The precision is also called the positive predicted value, and it is the ratio: TP / (TP + FP) where TP is the number of true positives, and FP is the number of false positives. The precision (intuitively) is the ability of the classifier of not labeling as positive a sample that is negative. The f1-score is also known as the balanced f-score or the f-measure. The f1-score can be interpreted as a weighted average of the precision and recall, where the f1-score best value is 1, and the worst is 0. The relative contributions of precision and recall to the f1-score are equal. The formula for the f1-score is shown in Eq. 2 :
f1-score =2 * (precision * recall) / (precision + recall). (2)

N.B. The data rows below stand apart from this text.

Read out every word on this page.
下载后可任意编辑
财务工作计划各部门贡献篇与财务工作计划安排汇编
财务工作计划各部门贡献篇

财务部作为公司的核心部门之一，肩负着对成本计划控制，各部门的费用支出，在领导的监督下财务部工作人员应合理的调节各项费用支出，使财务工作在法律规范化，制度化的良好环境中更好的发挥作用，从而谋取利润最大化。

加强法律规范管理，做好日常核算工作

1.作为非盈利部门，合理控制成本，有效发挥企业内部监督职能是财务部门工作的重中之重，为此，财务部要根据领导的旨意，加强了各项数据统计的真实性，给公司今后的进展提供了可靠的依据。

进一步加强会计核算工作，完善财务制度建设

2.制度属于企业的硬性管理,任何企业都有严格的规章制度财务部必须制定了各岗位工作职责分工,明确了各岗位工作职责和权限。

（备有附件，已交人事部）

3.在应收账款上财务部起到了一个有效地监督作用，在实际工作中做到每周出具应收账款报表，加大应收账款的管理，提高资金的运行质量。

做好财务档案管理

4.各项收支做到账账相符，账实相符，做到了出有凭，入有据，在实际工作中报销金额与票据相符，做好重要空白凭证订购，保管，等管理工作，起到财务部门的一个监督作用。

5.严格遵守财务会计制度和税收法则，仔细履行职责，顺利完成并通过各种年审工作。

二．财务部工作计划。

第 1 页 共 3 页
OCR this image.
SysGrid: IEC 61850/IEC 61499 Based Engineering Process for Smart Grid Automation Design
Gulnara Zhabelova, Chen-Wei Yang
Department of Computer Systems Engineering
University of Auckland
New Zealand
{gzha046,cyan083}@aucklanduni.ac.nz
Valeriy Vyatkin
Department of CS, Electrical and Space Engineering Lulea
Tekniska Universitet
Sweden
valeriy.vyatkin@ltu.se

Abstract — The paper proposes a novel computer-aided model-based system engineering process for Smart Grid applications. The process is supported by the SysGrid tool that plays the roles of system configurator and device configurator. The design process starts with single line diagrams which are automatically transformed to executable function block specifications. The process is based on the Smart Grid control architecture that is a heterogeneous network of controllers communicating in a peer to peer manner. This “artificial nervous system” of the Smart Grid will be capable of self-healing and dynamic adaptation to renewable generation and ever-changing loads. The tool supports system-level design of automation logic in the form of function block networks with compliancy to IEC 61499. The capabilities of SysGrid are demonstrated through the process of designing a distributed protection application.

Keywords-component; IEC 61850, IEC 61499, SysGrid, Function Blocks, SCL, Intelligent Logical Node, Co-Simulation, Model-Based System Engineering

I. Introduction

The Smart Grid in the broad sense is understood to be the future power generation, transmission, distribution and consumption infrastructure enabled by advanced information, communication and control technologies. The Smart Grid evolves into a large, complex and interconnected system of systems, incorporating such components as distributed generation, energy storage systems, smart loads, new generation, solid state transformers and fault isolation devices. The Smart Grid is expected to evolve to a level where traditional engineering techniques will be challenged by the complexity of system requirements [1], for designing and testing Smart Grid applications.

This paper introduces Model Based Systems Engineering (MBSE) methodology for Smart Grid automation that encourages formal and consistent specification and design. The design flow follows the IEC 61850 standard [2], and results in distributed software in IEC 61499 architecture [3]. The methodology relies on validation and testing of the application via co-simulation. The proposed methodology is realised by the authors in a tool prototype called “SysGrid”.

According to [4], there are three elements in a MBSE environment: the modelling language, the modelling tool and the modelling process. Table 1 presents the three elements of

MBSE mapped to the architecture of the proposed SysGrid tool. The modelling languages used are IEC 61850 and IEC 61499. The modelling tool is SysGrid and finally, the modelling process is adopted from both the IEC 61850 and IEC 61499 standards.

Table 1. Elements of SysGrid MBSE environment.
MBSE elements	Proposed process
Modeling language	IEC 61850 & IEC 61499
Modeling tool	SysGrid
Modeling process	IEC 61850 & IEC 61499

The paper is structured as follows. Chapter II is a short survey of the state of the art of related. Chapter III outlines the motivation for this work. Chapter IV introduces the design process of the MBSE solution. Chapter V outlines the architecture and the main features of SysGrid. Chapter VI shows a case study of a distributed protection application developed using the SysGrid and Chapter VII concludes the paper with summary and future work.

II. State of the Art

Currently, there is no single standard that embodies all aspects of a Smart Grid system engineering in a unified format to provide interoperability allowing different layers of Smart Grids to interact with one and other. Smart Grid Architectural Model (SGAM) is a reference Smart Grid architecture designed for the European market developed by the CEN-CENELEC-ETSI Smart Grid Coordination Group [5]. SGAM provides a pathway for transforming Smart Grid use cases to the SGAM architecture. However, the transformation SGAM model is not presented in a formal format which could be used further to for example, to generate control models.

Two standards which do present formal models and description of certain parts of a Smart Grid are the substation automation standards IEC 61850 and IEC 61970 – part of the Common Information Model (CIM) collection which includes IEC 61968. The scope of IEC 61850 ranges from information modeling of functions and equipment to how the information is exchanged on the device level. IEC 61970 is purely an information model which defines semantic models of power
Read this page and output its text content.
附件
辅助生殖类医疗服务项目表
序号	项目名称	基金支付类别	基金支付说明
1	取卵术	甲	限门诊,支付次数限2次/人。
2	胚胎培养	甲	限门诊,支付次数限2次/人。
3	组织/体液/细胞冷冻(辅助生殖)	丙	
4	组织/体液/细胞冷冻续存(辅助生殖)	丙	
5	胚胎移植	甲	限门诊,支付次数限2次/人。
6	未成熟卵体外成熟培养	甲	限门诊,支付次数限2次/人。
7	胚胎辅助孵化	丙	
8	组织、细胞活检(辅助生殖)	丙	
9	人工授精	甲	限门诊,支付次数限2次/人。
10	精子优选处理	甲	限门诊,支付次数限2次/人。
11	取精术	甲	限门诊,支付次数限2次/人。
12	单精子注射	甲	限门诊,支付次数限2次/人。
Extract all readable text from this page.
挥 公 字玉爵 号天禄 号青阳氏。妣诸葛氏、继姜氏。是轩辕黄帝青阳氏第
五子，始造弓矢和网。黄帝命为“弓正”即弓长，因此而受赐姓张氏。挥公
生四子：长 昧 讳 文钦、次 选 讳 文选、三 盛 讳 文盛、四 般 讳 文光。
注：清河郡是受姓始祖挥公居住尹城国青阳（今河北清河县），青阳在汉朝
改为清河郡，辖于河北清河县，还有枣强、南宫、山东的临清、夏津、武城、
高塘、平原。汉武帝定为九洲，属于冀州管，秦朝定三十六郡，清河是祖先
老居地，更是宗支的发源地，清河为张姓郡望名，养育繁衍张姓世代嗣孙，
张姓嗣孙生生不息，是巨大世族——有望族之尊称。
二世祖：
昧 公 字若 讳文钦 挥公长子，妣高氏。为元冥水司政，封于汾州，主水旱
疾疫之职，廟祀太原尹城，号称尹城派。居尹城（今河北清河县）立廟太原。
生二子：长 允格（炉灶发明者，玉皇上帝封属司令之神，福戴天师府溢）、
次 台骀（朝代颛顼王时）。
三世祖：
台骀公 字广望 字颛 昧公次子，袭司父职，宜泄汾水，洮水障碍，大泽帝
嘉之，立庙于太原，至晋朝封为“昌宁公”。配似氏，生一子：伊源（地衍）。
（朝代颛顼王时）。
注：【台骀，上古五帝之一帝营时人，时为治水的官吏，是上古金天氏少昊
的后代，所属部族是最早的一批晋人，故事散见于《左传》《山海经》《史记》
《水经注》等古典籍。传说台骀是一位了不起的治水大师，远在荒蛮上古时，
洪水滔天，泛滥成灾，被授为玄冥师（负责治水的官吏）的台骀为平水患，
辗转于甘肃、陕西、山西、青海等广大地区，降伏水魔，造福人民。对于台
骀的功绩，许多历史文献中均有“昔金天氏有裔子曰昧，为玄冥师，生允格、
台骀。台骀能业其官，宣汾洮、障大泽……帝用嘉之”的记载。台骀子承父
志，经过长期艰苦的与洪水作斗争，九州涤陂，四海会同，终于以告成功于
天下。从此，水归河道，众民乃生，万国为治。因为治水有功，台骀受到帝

The f1-score in multi-class and multi-label cases is the average of the f1-score for each class, with weighting that depends on the average parameter. The support is the number of records used, i.e., the numbers of spectra for each class. The accuracy classification score in multi-label classification computes the accuracy subset: the set of labels predicted for a sample must exactly match the corresponding set of labels in y_true. The reported averages include the macro average (averaging the unweighted mean for each label) and the weighted average (averaging the support-weighted mean for each label).
Other parameters for the model evaluations were obtained using areas under the receiver operator curve (ROC) plots. This was generated using the ML method selected to evaluate the “sensor” performance. The ROC plots allow inspection of the fundamental trade-off in the models between TP and FP. This provides much more information than a straightforward accuracy calculation. When comparing two models, the ROC plots clearly show that a curve that is entirely over another represents a model with better results regardless of the threshold used. The area under a ROC plot is equal to the probability that a randomly selected positive case will receive a higher score than a randomly chosen negative case. In other words, it is the probability of sensing the HE.